Summer Joys: Small to Large

As June comes to a close, I have a multitude of Summer Joys. Some are small:

Four o'clock flowers blooming in with my Asiatic lilies,

Swallows nesting, flying, and sitting on lines.

Some joys are lifelong: Family.

And some joys come from the fruits of my labor: I am honored and delighted to have my painting Life Cycle Imperative #8 accepted by my mentorKatherine Chang Liu, to hang in the Rocky Mountain National Watermedia Exhibition. The show will be held in  Foothills Art Center, in Golden, Colorado this fall.

Thursday, June 16, 2016

Summer Thoughts

Every once in a while, in unexpected places, I find a quote that seems to be just what I need to contemplate at that moment. On a plane heading to the Western Federation of Watercolor Societies Conference in Denver last week, I found such a quote in Southwest: The Magazine. The article was an interview with actor Patrick Wilson; but the arts are the arts, and all artists grapple with similar frustrations. He was referring to the many years he has worked toward getting significant acting roles.

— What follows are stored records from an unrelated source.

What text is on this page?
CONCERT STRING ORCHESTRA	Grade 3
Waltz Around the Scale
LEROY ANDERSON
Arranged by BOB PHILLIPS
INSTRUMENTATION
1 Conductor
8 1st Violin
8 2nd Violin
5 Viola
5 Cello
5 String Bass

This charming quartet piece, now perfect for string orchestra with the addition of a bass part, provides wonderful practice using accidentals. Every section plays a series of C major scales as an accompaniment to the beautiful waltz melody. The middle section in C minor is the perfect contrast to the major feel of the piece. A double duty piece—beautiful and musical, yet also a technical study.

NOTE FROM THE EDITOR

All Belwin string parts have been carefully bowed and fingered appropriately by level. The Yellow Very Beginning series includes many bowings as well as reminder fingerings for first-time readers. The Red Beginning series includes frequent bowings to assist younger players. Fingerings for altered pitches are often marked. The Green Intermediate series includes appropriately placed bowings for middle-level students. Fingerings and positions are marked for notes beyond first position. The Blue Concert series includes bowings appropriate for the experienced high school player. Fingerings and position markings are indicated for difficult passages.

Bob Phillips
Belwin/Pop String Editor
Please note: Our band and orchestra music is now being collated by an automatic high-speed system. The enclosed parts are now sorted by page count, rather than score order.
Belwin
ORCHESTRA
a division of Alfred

You can’t look at the top of the staircase and want to be there. You have to look at the step directly ahead of you and ask yourself, “How do I climb that step?”
I had just been thinking about some of my long range goals: getting into shows, getting signature memberships, and earning various accolades-- you know, the pie in the sky stuff we artist dream of yet often find more obstacles than open doors. The top of the staircase. But this quote made me think about what is really right before me--the next step, which is the next painting. That is really what I can control and have power over. If I approach each next work with a passion for that piece of paper which I will adorn with paint, I have climbed the next step. When I take time to really “finish” a piece, I have climbed the next step. When I have the courage to put it out there for a juror to look at or the public to see, I have climbed the next step.

It is very rare to make a grand entrance into the art world right off the bat. Successful artists work very hard and very long for recognition. And it all starts from where you are now and the piece of paper in front of you!